I respectfully suggest that perhaps Harry has become fixated on you because after his horrible recent experience with the Death Eaters, he had no one else to turn to. If you think about matters, you'll realize this must be the case. After all, good intentions aside, you were instrumental in helping hurt him terribly during Samhain. It is not normal for you to be the person he appears to now most trust. It can only be that during that vulnerable period afterwards, while he was no doubt in excruciating pain and utterly dependent on you for everything, he formed an unhealthy bond with you. This adoption is sealing that bond legally, but because the bond itself is unsound, so too is the adoption a poor idea.
I understand that for the present, for you to be Harry's father is actually quite advantageous, and of course I'd never deliberately endanger him, so I'm not suggesting you change your legal status at this time.

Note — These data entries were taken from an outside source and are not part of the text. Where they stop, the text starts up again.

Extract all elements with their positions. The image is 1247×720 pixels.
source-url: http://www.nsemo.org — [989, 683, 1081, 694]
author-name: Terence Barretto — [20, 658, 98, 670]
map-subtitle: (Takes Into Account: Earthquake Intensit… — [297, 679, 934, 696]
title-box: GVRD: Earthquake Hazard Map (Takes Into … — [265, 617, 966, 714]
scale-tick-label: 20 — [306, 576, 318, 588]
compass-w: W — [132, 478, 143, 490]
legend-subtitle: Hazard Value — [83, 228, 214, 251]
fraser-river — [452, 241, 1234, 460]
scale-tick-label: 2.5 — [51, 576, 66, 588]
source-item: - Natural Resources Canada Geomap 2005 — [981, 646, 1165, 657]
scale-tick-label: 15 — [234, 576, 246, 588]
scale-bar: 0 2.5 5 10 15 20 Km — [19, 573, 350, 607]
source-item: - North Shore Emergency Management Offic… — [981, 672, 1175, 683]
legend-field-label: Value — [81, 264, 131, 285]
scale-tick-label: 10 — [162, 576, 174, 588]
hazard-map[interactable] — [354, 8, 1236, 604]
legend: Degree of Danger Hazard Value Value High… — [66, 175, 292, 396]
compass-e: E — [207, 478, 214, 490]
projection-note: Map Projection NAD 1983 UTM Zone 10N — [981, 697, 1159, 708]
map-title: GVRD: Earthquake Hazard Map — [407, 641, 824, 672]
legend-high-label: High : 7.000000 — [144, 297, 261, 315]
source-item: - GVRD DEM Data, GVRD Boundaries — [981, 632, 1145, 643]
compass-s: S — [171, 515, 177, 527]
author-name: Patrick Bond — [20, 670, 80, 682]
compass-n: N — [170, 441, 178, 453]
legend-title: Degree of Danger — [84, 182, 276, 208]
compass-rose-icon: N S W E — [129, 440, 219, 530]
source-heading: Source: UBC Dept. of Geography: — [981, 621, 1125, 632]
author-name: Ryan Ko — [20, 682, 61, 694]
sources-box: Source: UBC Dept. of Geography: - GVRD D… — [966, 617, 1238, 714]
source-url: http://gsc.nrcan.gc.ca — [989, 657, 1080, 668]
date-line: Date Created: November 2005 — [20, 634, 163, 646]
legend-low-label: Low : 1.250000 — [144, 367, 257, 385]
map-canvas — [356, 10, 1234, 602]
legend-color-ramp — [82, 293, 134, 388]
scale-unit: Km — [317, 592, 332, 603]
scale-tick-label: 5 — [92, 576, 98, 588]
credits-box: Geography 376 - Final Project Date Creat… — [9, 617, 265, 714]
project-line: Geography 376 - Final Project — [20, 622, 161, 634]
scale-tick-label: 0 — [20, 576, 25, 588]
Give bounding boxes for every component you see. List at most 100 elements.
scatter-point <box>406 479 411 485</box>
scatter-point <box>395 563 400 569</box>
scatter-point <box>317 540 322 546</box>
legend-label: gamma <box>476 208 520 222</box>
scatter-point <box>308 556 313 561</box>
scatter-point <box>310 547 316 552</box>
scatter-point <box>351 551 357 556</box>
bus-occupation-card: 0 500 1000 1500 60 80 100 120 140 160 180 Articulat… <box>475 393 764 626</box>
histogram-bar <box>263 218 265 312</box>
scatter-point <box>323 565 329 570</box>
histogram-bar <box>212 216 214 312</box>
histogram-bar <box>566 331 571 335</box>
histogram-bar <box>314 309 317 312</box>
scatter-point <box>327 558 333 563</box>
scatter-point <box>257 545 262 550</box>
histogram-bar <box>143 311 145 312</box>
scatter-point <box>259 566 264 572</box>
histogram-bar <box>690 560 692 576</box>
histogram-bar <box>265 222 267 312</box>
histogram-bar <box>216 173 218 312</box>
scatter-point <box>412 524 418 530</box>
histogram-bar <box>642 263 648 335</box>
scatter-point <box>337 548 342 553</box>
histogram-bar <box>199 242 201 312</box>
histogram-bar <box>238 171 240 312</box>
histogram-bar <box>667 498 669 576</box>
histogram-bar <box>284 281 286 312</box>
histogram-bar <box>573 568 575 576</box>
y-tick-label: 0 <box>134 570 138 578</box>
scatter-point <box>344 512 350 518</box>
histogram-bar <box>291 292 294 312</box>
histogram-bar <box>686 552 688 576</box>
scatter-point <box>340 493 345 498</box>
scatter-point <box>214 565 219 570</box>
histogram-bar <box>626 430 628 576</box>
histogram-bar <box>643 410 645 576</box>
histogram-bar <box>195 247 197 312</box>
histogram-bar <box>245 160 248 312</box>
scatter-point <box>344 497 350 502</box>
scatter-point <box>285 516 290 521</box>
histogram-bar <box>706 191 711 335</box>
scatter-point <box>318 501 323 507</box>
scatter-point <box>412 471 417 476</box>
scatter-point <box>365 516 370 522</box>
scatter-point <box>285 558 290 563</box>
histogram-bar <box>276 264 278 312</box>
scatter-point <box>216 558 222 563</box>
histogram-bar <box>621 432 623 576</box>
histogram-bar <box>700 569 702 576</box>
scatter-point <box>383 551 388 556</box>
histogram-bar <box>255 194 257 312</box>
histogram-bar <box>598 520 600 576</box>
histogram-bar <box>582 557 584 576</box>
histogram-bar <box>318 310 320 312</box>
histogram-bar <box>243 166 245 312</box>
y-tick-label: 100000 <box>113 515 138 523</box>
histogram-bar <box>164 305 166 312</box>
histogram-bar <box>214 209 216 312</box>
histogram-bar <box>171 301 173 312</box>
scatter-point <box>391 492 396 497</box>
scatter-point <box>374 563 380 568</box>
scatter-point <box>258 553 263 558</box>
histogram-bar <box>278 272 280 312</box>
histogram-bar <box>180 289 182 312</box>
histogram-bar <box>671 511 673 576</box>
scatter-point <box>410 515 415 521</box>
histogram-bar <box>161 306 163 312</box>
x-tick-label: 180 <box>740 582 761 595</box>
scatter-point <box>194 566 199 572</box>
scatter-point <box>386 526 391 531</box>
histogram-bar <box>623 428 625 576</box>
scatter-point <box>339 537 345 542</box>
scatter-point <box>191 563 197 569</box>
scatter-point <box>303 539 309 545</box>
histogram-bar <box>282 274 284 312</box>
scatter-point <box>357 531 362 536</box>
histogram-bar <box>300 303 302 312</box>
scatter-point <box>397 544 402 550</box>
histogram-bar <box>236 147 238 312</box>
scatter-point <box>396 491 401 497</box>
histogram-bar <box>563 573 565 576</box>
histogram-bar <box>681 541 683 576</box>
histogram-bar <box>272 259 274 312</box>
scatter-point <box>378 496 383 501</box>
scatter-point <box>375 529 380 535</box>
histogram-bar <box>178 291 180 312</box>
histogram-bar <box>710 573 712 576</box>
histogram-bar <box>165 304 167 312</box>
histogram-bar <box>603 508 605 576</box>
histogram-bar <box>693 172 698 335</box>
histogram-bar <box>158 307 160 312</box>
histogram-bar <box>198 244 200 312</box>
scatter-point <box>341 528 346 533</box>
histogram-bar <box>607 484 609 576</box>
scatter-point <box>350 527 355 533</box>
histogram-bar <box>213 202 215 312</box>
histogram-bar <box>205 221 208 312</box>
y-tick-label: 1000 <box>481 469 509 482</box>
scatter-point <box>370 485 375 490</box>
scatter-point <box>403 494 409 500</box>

But please, don't encourage him to grow any more attached to you than he has, already. It isn't good for him to regard you as his father when really, you're just the person who happened to be there when he needed someone.
Sincerely,
Hermione Granger
"Are you going to take points from Gryffindor?" Harry asked when he'd read the letter twice through.
Snape shook his head. "I don't appreciate her sentiments, but I do recognize them as sincerely and politely delivered. My question stands. How would you like me to respond?"
"Uh... well, just don't hex her," was all Harry could think to say.
An impatient noise catching in his throat, Snape observed, "Harry. If I'm not going to take points, I have no plans whatsoever to chastise the young lady."
Harry thought a moment. What did he want Snape to do about Hermione? "I suppose you could write her back and explain why she's wrong. I mean, I tried to explain but she wasn't about to listen to me, not when she thinks I'm completely deluded."
He expected Snape to refuse. After all, it wasn't quite the done thing for teachers to write to their students. Snape, however, merely said, "Very well," and summoned a parchment and quill. He spent perhaps five minutes mentally composing a reply, then wrote it without appearing to hesitate or scratch out anything. "Would you like to see?"
Still a bit irked, Harry groused, "Would you like me to see?"
"I'm indifferent," Snape replied, his black eyes unreadable. "Do as you wish." Standing, he left the table and headed toward his office where he no doubt had essays to mark.
"He deserves better from you," Draco complained, using a spell to banish the dishes to the kitchen. "There wasn't even anything wrong with Sals. How would you feel if he'd left his class and then you found out that somebody had to be sent to the hospital wing as a result?"
Draco had a point, and Harry knew it, but it still didn't sit right with him that Snape had yelled at him for using the Floo. He hadn't even been happy that Harry's magic had been enough to work it. "Just let me read the letter," he grumbled, pulling it close to study the long scrawls that made up words.